L’homme prit la boîte en carton, et se retourna, marchant vers la petite porte à droite du portail, menant au parking. Sans la moindre hésitation, Noaya sortit son pistolet, une arme équipée d’un silencieux, et fit feu.
PLOP ! PLOP ! Comme dans un curieux film, les balles sifflèrent, atteignant l’homme à la tête. Kin s’écroula sur le sol sans un bruit, et Naoya rangea son flingue, puis récupéra la pizza. Il ouvrit alors la porte du parking. Le parking souterrain comprenait plusieurs niveaux, mais il restait encore des gardes au sous-sol, dans la loge du gardien, susceptibles de donner l’alerte. Naoya s’approcha d’eux, avec son long manteau pour le protéger de la pluie.
«
J’apporte la pizza ! »
Ils étaient cinq ou six. Et lui, ce n’était pas Chuck Norris. Fort heureusement, la pizza comprenait une petite sauce qui produirait son effet. Il n’aurait alors qu’à abattre les éventuels récalcitrants. Après ça, il serait riche.
*
* *
Il pleuvait de plus en plus fort. Nathan grogna de mécontentement. Il faisait souvent bon à Seikusu, mais, quand le Ciel décidait de faire chier, il mettait le sérieux. Dehors, il regarda les lourds nuages noirs en haut. Ce n’était vraiment pas un très beau temps. A donner envie à un dépressif de passer directement à la case «
Je-saute-du-pont ». Nathan s’avançait le long des terrasses, traversant parfois quelques couloirs discrets, et continua à marcher. Ce n’était vraiment pas une belle soirée. L’homme se faisait royalement chier, d’autant plus qu’il avait la gorge de plus en plus sèche. Mais il savait que, s’il risquait de boire de l’alcool, il avait toutes les chances de finir bourré. Et, vu qu’il y avait toute la crème de la ville dans le château, il valait mieux éviter ce spectacle navrant.
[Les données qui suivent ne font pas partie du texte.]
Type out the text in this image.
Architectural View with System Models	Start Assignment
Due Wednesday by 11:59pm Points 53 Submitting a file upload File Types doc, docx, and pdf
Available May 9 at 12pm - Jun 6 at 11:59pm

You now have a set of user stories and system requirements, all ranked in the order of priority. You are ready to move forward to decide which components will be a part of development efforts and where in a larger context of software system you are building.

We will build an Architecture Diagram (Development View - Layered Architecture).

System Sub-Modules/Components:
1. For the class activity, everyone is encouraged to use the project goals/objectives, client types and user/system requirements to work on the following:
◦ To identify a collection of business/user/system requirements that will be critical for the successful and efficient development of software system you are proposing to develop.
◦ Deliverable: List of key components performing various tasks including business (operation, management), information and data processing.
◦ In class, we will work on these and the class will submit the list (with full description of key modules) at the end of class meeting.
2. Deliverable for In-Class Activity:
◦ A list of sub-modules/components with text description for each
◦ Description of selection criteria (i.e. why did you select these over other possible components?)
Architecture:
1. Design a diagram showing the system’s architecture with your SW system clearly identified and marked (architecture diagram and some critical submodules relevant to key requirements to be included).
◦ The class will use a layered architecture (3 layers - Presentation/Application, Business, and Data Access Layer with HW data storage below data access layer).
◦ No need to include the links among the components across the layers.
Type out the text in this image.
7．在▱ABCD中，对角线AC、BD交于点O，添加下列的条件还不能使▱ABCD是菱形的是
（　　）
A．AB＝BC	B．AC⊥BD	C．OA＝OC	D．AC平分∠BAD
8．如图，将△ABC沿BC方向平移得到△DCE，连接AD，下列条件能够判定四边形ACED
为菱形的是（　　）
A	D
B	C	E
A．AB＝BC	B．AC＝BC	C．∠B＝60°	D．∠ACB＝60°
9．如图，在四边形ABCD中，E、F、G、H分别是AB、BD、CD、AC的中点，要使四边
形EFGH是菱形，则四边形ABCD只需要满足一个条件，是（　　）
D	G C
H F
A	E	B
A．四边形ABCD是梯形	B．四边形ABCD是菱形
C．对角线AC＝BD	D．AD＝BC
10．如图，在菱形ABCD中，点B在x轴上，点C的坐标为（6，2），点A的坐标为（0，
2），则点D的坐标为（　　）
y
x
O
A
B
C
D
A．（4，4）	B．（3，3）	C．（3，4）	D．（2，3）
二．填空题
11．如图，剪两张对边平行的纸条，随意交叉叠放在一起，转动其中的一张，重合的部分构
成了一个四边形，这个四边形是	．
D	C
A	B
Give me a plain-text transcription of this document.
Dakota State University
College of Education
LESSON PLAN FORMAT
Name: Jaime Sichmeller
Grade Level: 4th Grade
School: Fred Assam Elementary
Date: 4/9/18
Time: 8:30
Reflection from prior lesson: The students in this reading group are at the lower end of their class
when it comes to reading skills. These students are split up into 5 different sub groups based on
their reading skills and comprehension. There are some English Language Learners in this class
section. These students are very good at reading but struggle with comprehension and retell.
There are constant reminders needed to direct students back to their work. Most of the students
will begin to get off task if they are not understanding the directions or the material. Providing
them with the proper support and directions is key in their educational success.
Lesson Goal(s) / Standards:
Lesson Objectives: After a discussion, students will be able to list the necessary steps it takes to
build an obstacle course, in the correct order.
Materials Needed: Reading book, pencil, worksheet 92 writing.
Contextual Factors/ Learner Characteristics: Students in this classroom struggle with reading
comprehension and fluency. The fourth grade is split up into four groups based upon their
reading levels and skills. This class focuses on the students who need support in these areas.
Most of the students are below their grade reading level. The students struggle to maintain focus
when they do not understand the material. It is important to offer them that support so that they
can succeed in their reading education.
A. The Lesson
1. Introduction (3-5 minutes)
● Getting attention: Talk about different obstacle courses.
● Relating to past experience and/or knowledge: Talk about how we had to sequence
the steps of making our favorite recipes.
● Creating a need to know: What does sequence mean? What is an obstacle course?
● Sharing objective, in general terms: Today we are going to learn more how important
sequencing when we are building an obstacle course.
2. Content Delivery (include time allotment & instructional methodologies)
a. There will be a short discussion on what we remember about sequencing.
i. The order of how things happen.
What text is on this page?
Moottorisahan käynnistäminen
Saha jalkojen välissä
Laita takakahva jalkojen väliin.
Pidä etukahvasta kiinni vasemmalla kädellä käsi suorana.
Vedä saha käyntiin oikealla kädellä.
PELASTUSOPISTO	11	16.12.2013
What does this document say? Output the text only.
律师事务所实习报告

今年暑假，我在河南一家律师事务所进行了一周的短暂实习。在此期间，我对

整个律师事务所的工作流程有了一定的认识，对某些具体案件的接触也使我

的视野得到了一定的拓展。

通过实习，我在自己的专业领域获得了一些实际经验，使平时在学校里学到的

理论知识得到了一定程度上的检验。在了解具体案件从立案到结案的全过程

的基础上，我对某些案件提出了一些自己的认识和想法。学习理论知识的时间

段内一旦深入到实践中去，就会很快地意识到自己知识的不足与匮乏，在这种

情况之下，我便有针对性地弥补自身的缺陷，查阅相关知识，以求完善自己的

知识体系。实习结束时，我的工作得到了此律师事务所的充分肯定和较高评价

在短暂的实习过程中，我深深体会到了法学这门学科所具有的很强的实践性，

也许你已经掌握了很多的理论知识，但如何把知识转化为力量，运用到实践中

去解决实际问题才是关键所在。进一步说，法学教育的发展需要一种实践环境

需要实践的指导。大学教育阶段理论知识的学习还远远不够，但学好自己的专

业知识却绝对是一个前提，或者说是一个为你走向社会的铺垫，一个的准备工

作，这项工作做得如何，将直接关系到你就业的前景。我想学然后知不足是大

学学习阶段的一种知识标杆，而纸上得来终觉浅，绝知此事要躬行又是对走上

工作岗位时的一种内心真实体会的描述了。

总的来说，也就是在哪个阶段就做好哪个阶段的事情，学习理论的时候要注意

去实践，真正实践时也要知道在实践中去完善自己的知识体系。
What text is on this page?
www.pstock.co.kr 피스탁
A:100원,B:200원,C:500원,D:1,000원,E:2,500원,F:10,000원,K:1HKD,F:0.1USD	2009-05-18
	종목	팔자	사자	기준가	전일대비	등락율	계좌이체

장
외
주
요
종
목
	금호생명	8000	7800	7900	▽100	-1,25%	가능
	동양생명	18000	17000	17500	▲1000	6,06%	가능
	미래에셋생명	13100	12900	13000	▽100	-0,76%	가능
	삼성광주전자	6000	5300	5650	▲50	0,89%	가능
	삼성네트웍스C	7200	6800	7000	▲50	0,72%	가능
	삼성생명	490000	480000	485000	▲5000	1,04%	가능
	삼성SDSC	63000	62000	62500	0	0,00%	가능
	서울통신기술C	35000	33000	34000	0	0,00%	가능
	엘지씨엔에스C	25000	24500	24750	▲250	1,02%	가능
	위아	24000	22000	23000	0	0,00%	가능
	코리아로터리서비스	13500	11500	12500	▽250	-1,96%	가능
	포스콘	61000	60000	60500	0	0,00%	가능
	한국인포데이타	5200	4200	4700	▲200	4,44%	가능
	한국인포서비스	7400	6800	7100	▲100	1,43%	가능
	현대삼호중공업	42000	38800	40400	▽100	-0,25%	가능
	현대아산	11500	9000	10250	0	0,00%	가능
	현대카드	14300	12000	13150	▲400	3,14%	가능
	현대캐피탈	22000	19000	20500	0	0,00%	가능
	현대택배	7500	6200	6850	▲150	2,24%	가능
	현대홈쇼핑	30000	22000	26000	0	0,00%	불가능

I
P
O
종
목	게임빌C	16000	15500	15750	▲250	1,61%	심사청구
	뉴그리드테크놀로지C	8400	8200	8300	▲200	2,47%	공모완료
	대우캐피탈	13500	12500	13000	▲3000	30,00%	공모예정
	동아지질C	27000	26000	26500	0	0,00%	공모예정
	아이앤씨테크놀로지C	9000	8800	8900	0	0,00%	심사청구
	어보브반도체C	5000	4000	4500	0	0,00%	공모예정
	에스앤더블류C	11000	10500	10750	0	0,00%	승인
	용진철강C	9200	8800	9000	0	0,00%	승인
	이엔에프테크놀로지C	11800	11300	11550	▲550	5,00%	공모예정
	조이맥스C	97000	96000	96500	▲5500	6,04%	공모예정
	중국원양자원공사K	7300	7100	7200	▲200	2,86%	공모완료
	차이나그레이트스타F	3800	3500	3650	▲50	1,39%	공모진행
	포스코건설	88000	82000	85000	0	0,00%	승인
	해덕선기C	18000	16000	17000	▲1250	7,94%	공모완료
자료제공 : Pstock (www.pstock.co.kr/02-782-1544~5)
Nathan continuait donc à marcher, et rejoignit une autre partie, près d’un point d’observation. Il avança. Rien d’anormal à signaler. Le policier longeait des pièces, entendant un air de Mozart à l’intérieur. Un grand classique du piano : la sonate n°11 en A, 3
ème mouvement. Le regard de Nathan se porta cependant sur une femme se trouvant près de la rambarde, d’où on avait une vue sur toute la ville. Elle était penchée de l’autre côté, et il s’approcha lentement. Nathan portait, comme l’exigeait le protocole d’une telle soirée, un long costume noir. Il vit alors la femme se retourner, et tomber sur le sol, à genoux, buvant un verre d’eau. Elle était plutôt belle, et semblait jeune. Rien qu’à voir sa tête pâle, il comprit qu’elle devait avoir un léger problème.
«
Madame ? lui demanda Nathan en se rapprochant rapidement.
Est-ce que vous vous sentez bien ? »
Une question stupide, mais qui était généralement celle qu’on posait dans ce genre de situations.
«
Je fais partie de la sécurité », précisa rapidement Nathan, ce qui, dans le fond, n’était pas faux.
Vue de près, cette jeune femme était encore plus belle.